Há cerca de 400 anos, um conhecido escritor português da época barroca dizia o seguinte: “para falar ao vento bastam palavras, mas para falar ao coração são necessárias obras”.
Na verdade, graças aos missionários católicos portugueses, de entre os quais este conhecido escritor, Pe. António Vieira, o Brasil nomeia-se actualmente como nosso país-irmão, não só porque está unido numa mesma cultura, génese, fé ou língua… mas também porque partilha uma mesma identidade artística: o barroco.
Por isso, neste momento procedemos à abertura do I Congresso Luso-Brasileiro do Barroco, no contexto da celebração do duo-centenário do Santuário do Bom Jesus do Monte, uma obra construída outrora, especificamente, para falar ao coração do Homem.
O programa está elaborado e será enriquecedor para compreender um fenómeno artístico de importância única. Os oradores irão especificar pormenores característicos que permitirão um conhecimento mais adequado dum movimento que enriqueceu Portugal com obras idênticas no dinamismo estrutural mas diferentes pela sua contextualização. A comparação com as matizes brasileiras dará uma noção mais exacta duma riqueza patrimonial que nos responsabiliza perante o mundo.
Em Braga, apelidada de “Capital do Barroco”, queremos recordar o trabalho invulgar do Arcebispo D. Rodrigo de Moura Teles que patrocinou variadíssimas iniciativas e, dum modo particular, encarregou o arquitecto e engenheiro Manuel Pinto de Vilalobos em 1722, para elaborar um plano geral que numa sequência perfeitamente ordenada deveria permitir uma autêntica devoção popular onde os fiéis percorressem os passos dolorosos de Cristo para participar na responsabilidade de edificar uma “Jerusalém restaurada”. O núcleo central deste itinerário catequético seria colocado num majestoso santuário, cuja última pedra terá sido colocada em 1811. Daí que, num Congresso que envolveu a região, queiramos também evocar os 200 anos deste Santuário, onde a espectacularidade do conjunto das suas formas nos permite classificar o Bom Jesus do Monte como pérola que emergiu da cultura barroca.

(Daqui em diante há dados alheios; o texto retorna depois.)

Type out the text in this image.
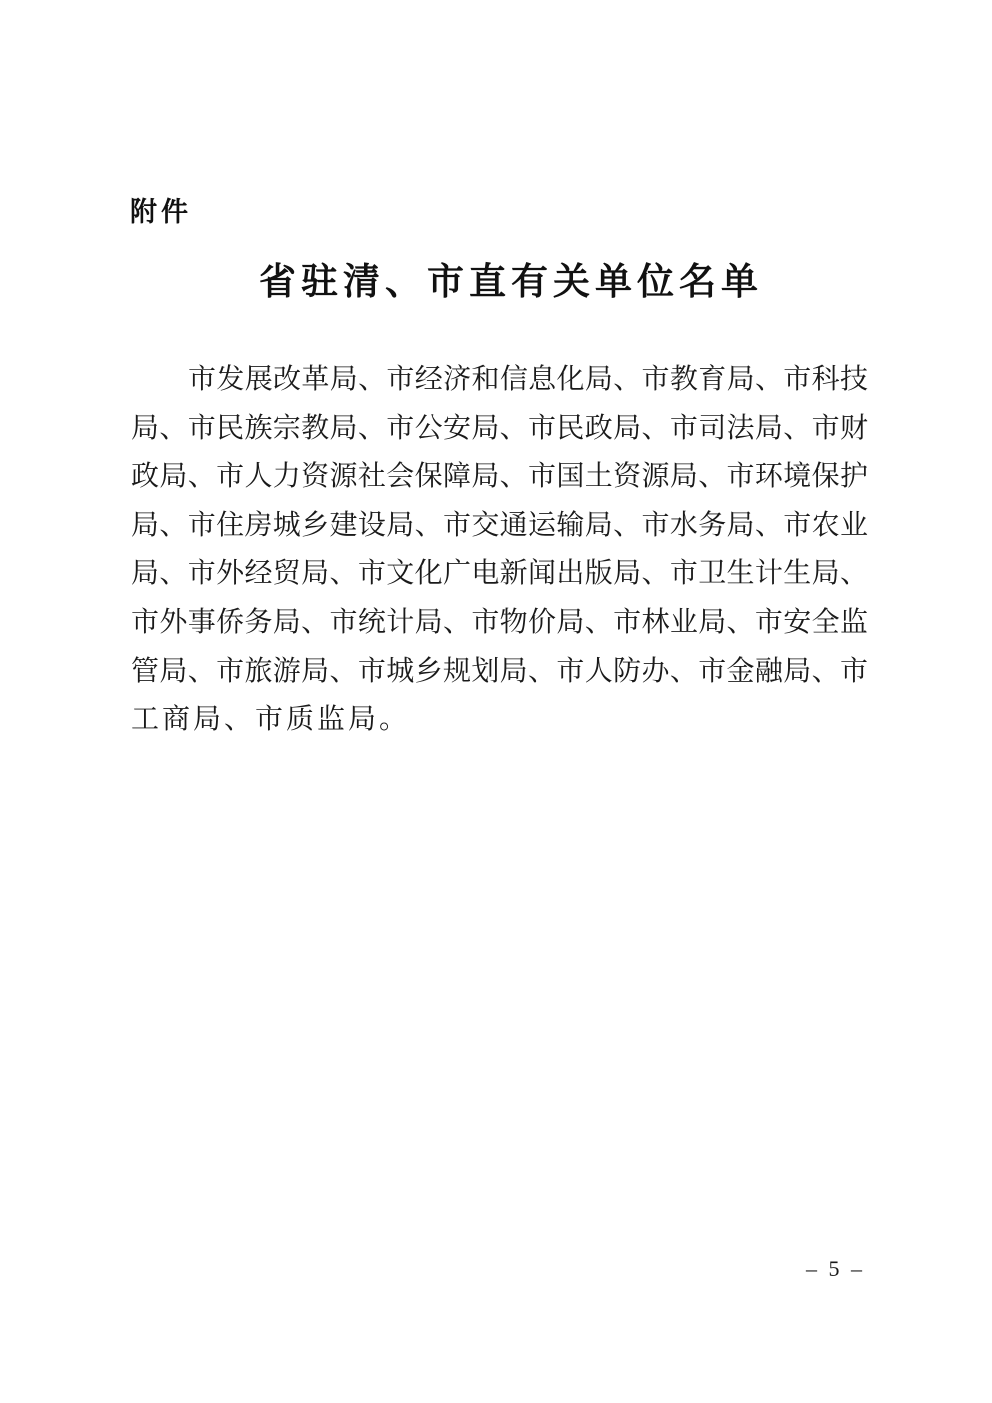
附件
省驻清、市直有关单位名单
市发展改革局、市经济和信息化局、市教育局、市科技
局、市民族宗教局、市公安局、市民政局、市司法局、市财
政局、市人力资源社会保障局、市国土资源局、市环境保护
局、市住房城乡建设局、市交通运输局、市水务局、市农业
局、市外经贸局、市文化广电新闻出版局、市卫生计生局、
市外事侨务局、市统计局、市物价局、市林业局、市安全监
管局、市旅游局、市城乡规划局、市人防办、市金融局、市
工商局、市质监局。
– 5 –
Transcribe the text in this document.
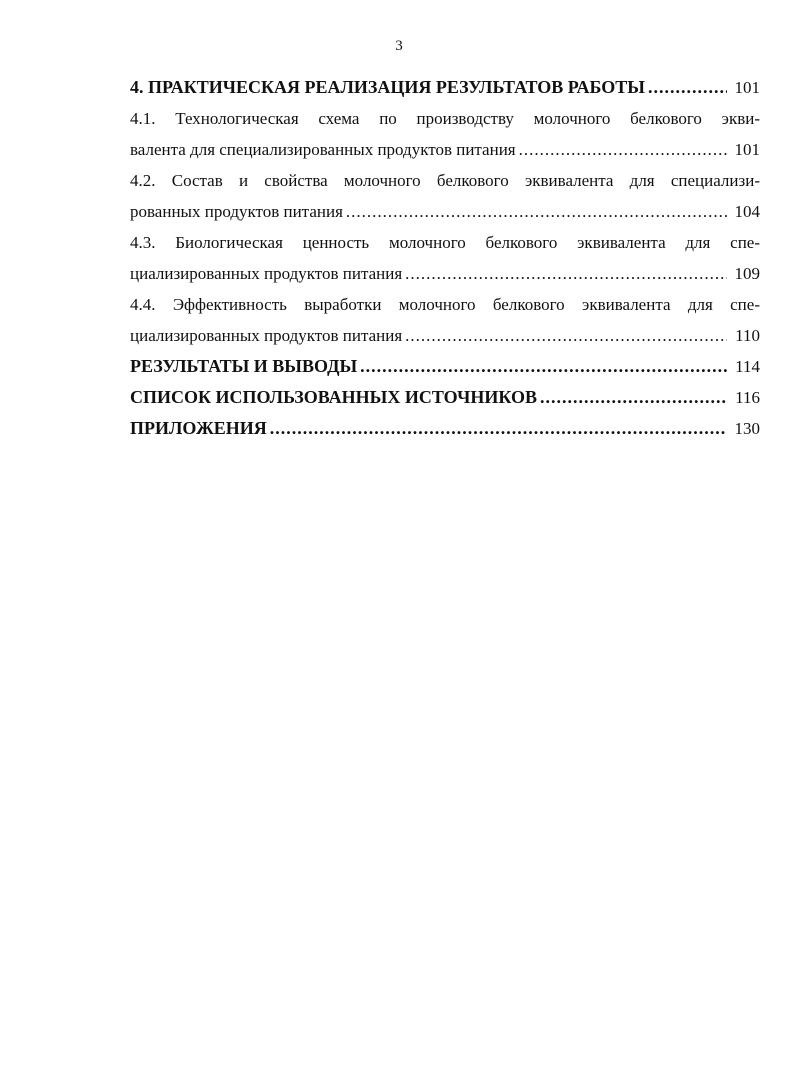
3
4. ПРАКТИЧЕСКАЯ РЕАЛИЗАЦИЯ РЕЗУЛЬТАТОВ РАБОТЫ .....	101
4.1. Технологическая схема по производству молочного белкового экви-
валента для специализированных продуктов питания .....	101
4.2. Состав и свойства молочного белкового эквивалента для специализи-
рованных продуктов питания .....	104
4.3. Биологическая ценность молочного белкового эквивалента для спе-
циализированных продуктов питания .....	109
4.4. Эффективность выработки молочного белкового эквивалента для спе-
циализированных продуктов питания .....	110
РЕЗУЛЬТАТЫ И ВЫВОДЫ .....	114
СПИСОК ИСПОЛЬЗОВАННЫХ ИСТОЧНИКОВ .....	116
ПРИЛОЖЕНИЯ .....	130
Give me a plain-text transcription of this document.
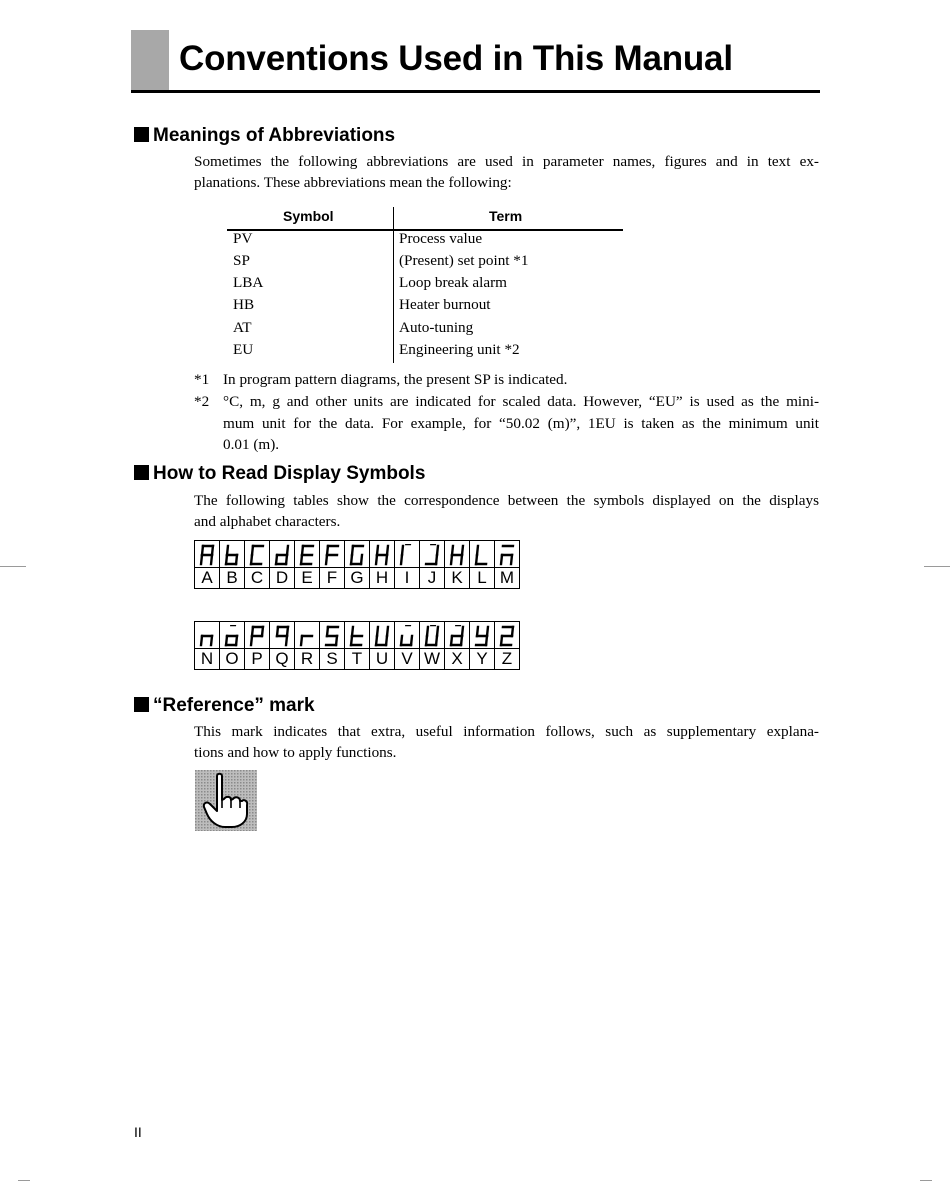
Conventions Used in This Manual
Meanings of Abbreviations
Sometimes the following abbreviations are used in parameter names, figures and in text ex-
planations. These abbreviations mean the following:
Symbol	Term
PV	Process value
SP	(Present) set point *1
LBA	Loop break alarm
HB	Heater burnout
AT	Auto-tuning
EU	Engineering unit *2
*1 In program pattern diagrams, the present SP is indicated.
*2 °C, m, g and other units are indicated for scaled data. However, “EU” is used as the mini-
mum unit for the data. For example, for “50.02 (m)”, 1EU is taken as the minimum unit
0.01 (m).
How to Read Display Symbols
The following tables show the correspondence between the symbols displayed on the displays
and alphabet characters.

A	B	C	D	E	F	G	H	I	J	K	L	M

N	O	P	Q	R	S	T	U	V	W	X	Y	Z
“Reference” mark
This mark indicates that extra, useful information follows, such as supplementary explana-
tions and how to apply functions.
II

Conhecer o passado e elogiar quem acreditou na capacidade de o edificar, legando-o ao futuro, não pode ser um mero acto cognoscitivo sem repercussões pessoais e instituições. Somos, aqui e agora, passado que tem um presente e deve ter um futuro. Urge, por isso, não permanecer na dimensão fria duma arquitectura ou escultura a que a natureza envolvente lhe dá outro esplendor e majestade. Importa descobrir as verdadeiras motivações daquilo que nos empolga. Não foram, com toda a certeza, a vaidade de copiar o que estava na moda e ufanar-se de possuir algo idêntico. Tudo nasce duma força interior que sintetizarei no amor a uma causa para bem (aqui espiritual) de toda uma região. As dificuldades devem ter sido imensas mas a paixão que envolveu vontades tudo ultrapassou.
Depois dos primeiros amantes desta jóia, muitos benfeitores se sucederam, os quais, no anonimato ou na galeria sempre incompleta, deram corpo e preservaram o tesouro com o primeiro amor que motivou.
Pode parecer inoportuna esta breve referência histórica, quando teria tantos outros pormenores a sublinhar. Acontece, porém, que a chamada modernidade habituou-se a delegar responsabilidades sem compromisso de pessoas e instituições. Se é importante analisar facetas relevantes, não podemos esquecer os protagonistas e, particularmente, o espírito que os moveu.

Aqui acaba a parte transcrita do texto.